He succeeded in finding out the method by which the Diving Spider fills its cell with air. He noticed that when the creature was moving about in the water, its body was covered with a layer of air, and that this air was renewed from time to time when the animal came to the surface and raised its abdomen above the water. Loaded, so to speak, with air in this fashion, the spider descended, and entered the cell backwards, leaving an air-bubble. Having repeated this several times, at last she removed all the water from the cell, introducing in its place an equal quantity of air.
It is very easy to watch the Diving Spider making its dwelling under water, and filling it with air. First of all the web is woven in a bell or thimble shape between the sprays of water-weed, or against the bottom or side of the aquarium. It is curious to notice how practices that must be necessary when the creature is at liberty are continued in captivity where they are useless. A web constructed in running water, or even in a pond or ditch, is liable to be swept away or to be emptied of air by a very slight current, so its owner has recourse to a system of guys and supporting threads, which are not required when the spider is safely housed in a small aquarium. Nevertheless, the guys are made. In an eight-ounce bottle I have now a male Diving Spider, which has lived there for about seven months. Its cell is made between the whorls of a spray of milfoil, and guy threads have been carried to no less than five whorls—two above and three below the opening. Now that it is filled with air, the cell gleams in the water like a great bubble of quicksilver. The air may be expelled by shaking or tilting the bottle, and if the web be not damaged the spider will generally refill it with air, though sometimes it prefers to make a new dwelling. Fig. 58 shows the cell of a Diving Spider; the white lines represent supporting threads attached to the water plants.
In examining dead specimens we shall find that, contrary to what is usual, the male exceeds the female in size. I have a slide of a male, with the legs spread out before and behind, and the measurement from the claws of the first pair of legs to those of the fourth pair is 1¾ inches. The body is ¾ inch long. The whole surface is more thickly clothed with hair than is the case with other spiders, and the reason for this is obvious. This hairy body-covering serves to carry down into the water a layer of air, and the fringe of hair on the legs makes them efficient swimming organs.

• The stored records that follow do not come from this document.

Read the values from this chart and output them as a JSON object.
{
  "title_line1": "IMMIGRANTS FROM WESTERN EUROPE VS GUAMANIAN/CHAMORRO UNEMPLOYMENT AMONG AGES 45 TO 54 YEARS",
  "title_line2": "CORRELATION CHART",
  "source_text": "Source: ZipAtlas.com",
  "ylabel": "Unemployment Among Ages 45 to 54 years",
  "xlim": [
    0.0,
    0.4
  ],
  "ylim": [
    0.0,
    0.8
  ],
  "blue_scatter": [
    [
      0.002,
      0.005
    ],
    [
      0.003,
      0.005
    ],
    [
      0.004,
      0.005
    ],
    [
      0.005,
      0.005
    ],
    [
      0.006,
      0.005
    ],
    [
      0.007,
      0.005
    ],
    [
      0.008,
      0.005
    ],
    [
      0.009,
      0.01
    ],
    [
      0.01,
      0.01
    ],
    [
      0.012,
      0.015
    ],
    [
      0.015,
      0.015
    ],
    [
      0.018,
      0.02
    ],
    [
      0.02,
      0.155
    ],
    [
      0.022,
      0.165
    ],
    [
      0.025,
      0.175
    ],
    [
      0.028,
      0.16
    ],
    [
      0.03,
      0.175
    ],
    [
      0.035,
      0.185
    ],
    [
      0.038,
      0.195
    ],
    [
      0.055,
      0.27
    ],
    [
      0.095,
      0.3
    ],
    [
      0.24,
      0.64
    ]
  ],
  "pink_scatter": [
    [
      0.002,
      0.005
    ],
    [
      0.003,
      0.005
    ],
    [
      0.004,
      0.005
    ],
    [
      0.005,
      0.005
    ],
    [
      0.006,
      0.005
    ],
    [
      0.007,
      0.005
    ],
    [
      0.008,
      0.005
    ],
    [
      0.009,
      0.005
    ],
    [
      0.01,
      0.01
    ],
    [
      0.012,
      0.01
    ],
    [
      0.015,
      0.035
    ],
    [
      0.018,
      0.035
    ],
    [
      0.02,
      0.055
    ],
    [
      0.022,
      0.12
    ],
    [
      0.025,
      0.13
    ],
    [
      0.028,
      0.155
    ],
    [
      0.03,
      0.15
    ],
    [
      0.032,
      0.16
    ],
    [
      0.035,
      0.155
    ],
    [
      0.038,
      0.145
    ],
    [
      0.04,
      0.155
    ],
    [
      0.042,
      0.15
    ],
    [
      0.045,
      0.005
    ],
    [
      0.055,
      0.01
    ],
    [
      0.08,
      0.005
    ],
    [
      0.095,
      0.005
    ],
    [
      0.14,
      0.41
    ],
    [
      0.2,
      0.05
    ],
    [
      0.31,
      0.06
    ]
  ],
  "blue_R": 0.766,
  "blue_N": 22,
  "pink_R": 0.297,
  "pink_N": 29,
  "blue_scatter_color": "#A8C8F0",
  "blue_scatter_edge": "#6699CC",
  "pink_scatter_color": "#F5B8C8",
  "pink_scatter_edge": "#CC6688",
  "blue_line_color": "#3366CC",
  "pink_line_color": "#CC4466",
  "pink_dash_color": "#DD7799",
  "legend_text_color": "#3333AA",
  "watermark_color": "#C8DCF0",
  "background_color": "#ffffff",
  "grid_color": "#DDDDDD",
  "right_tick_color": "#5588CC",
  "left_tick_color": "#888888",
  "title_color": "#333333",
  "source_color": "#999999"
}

Fig. 58.—Cell of Diving Spider.
The Order of Mites will yield us subjects for our pocket lens. Mites are related to Spiders, but form a distinct Order. Like the Spiders, some are aquatic, though the most of them live on land. Many are parasitic, during the whole or part of their lives subsisting on the juices of their hosts: the food of others consists of organic débris, and these seem to be of benefit to man, since they act as scavengers. If we turn to page 96 we shall there find noted the points of difference in the arrangement of the main divisions of the body in Insects and in Spiders. In Mites the distinction between the cephalothorax and abdomen is lost, and the body is more or less oval or globular. In the perfect forms there are eight legs; but some, in their earlier stages, have only six. The mouth may be adapted for biting, though it is usually suctorial. In the Cheese Mites and some others breathing seems to be carried on through the skin, for there are no air-tubes; but in most Mites air-tubes, with two stigmata, are present.
If we take a dip with the collecting-net in almost any pond we shall be pretty sure to capture some specimens of Water Mites of the genus Hydrach´na, easily recognizable by their bright coloration, their eight swimming legs thickly fringed with hair, and their unceasing activity. They may be kept in a bottle, or other small vessel, with some water-weed, and will forage for themselves. In Fig. 59 we shall see the points we have to look for in examining a Water Mite with a pocket lens. There should be no difficulty in making out in the specimen all the details shown in the cut.
It may be that they will breed: if so we should avail ourselves of the opportunity of watching their development. Their life-history is somewhat curious, and is specially interesting from the fact that while Swammerdam had some faint perception of the true meaning of what he saw, De Geer, writing a hundred years later, drew entirely wrong conclusions from similar observations. It was left for Dugès to clear up the matter in the Annales des Sciences Naturelles, 1834. Before summarizing the account of the French naturalist it may be well to quote what Swammerdam and De Geer have said on the subject:—
‘There is nothing more remarkable in this insect [the Water Scorpion] than that it constantly appears covered with a prodigious number of nits of different sorts and sizes, though perhaps we may with more reason consider them as so many little creatures, which live and grow by sucking the Scorpion’s blood. These are somewhat of an oblong figure, approaching to round, and have a shining, and as it were bloated, surface, without any of the rings observable in most insects. The neck is oblong and shaped like a pear, with the small end sticking in the Scorpion’s body. The colour of this insect is a mean between that of vermilion and purple; and when it is pretty well grown there appears within it an elegant transparent spot or particle (Fig. 59).